Era una calda mattina di maggio quando arrivai al centro. Avevo già visitato la struttura. Nuova, mi aveva molto impressionato per gli spazi e gli ambienti. Vedo due ragazzi, mi avvicino e vengo a sapere che sono assistenti e che stanno aspettando come me l’arrivo del pulmino con i ragazzi. Ed eccoli qui: sin da subito mi danno l’idea di un gruppo molto affiatato. Vengo presentato loro da uno degli assistenti con cui avevo parlato prima e il mio sguardo comincia a incontrare i loro occhi, curiosi e allegri, pronti a condividere con me una nuova giornata di intenso lavoro fisico e mentale.
Sin dal primo momento ho sentito che la tensione mi si stava sciogliendo dentro e che dovevo a loro questo positivo inizio della mia avventura. E poi sono seguiti giorni che sarei pronto a rivivere, esperienze umane e professionali che mi hanno arricchito, momenti che ricordo con gioia, anzitutto l’ora di disegno e pittura del lunedì e l’ora di musica il martedì. La partecipazione era sempre massima, da parte mia ascoltavo tutti, davo fiducia, aiutavo e dimostravo apprezzamento per i risultati ottenuti, da parte loro la risposta era sempre splendida, soprattutto quando facevamo l’uscita del venerdì, salivamo sull’autobus e si andava tutti a fare una bella passeggiata. Anche con i componenti dell’équipe mi sono sentito subito a mio agio come con un gruppo di amici: mi hanno sempre dato disponibilità e consigli che mi saranno sicuramente utili nel futuro se avrò modo di continuare l’attività di Assistente Turistico per Disabili. Ma l’esperienza più forte è stato il viaggio che ho fatto a Lourdes come barelliere. Vedere tanta gente che accorre da ogni parte del mondo, animata da spirito di fede e condivisione con gli altri, ti rallegra il cuore e come una forza invisibile ti spinge verso il prossimo svelandone, al di là delle razze e delle religioni, la vera anima. Sono stati giorni intensi, in cui ho conosciuto gente meno fortunata di me, malati che cercavano di vivere per qualche giorno momenti di speranza: camminavo, correvo, a fine giornata ero sfinito ma la soddisfazione per ciò che avevo fatto mi faceva pensare solo all’indomani.
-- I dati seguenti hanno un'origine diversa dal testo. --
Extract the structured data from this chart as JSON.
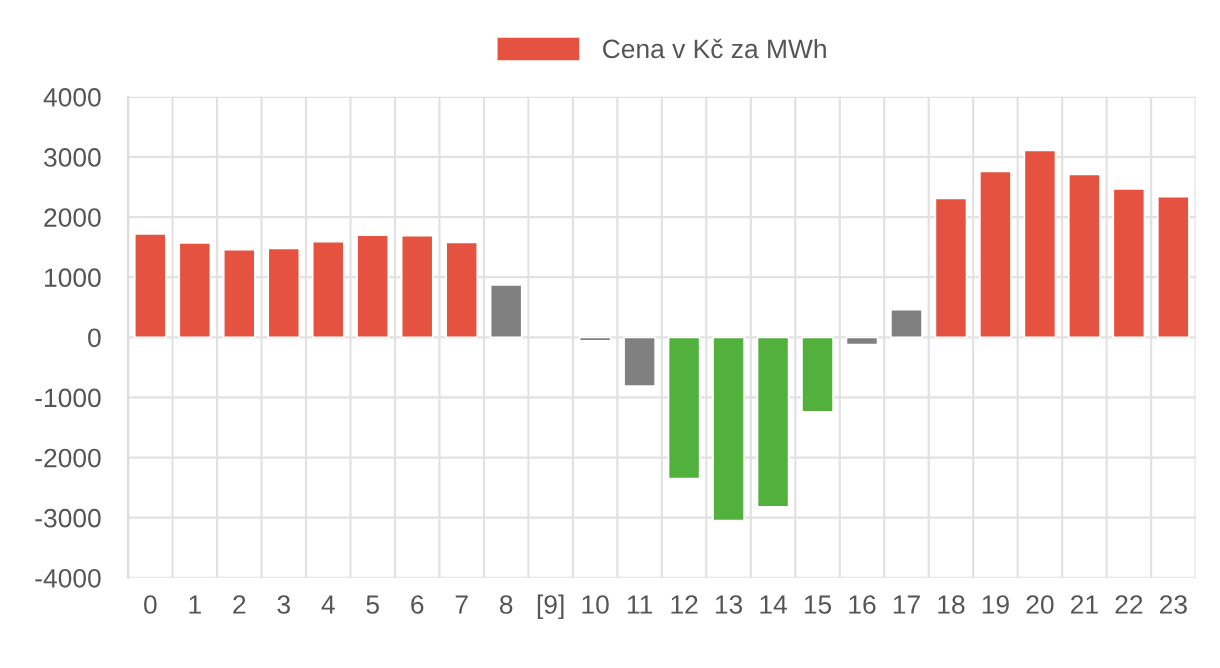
{
  "chart_data": {
    "type": "bar",
    "categories": [
      "0",
      "1",
      "2",
      "3",
      "4",
      "5",
      "6",
      "7",
      "8",
      "[9]",
      "10",
      "11",
      "12",
      "13",
      "14",
      "15",
      "16",
      "17",
      "18",
      "19",
      "20",
      "21",
      "22",
      "23"
    ],
    "series": [
      {
        "name": "Cena v Kč za MWh",
        "color": "#e5523f",
        "values": [
          1720,
          1570,
          1460,
          1480,
          1590,
          1700,
          1690,
          1580,
          870,
          null,
          -60,
          -810,
          -2350,
          -3050,
          -2820,
          -1240,
          -120,
          460,
          2310,
          2760,
          3110,
          2710,
          2470,
          2340
        ],
        "colors": [
          "#e5523f",
          "#e5523f",
          "#e5523f",
          "#e5523f",
          "#e5523f",
          "#e5523f",
          "#e5523f",
          "#e5523f",
          "#808080",
          "#808080",
          "#808080",
          "#808080",
          "#52b13d",
          "#52b13d",
          "#52b13d",
          "#52b13d",
          "#808080",
          "#808080",
          "#e5523f",
          "#e5523f",
          "#e5523f",
          "#e5523f",
          "#e5523f",
          "#e5523f"
        ]
      }
    ],
    "ylim": [
      -4000,
      4000
    ],
    "yticks": [
      -4000,
      -3000,
      -2000,
      -1000,
      0,
      1000,
      2000,
      3000,
      4000
    ],
    "grid": true,
    "legend": "top"
  }
}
Cosa ho ricavato dall’esperienza del tirocinio? Anzitutto che per fortuna non tutti i diversamente abili hanno bisogno di un aiuto costante, molti sono in grado di sbrigarsela da soli o con un minimo supporto, e sono davvero orgogliosi di farlo. Per quelli che invece hanno assoluta necessità ecco che l’operatore diventa un’esigenza vitale per l’utente, e in questi casi è bene saper instaurare un rapporto di reciproca intesa che vada oltre la prestazione per diventare amicizia e sentimento, ciò che di più profondo alberga nel nostro essere uomini.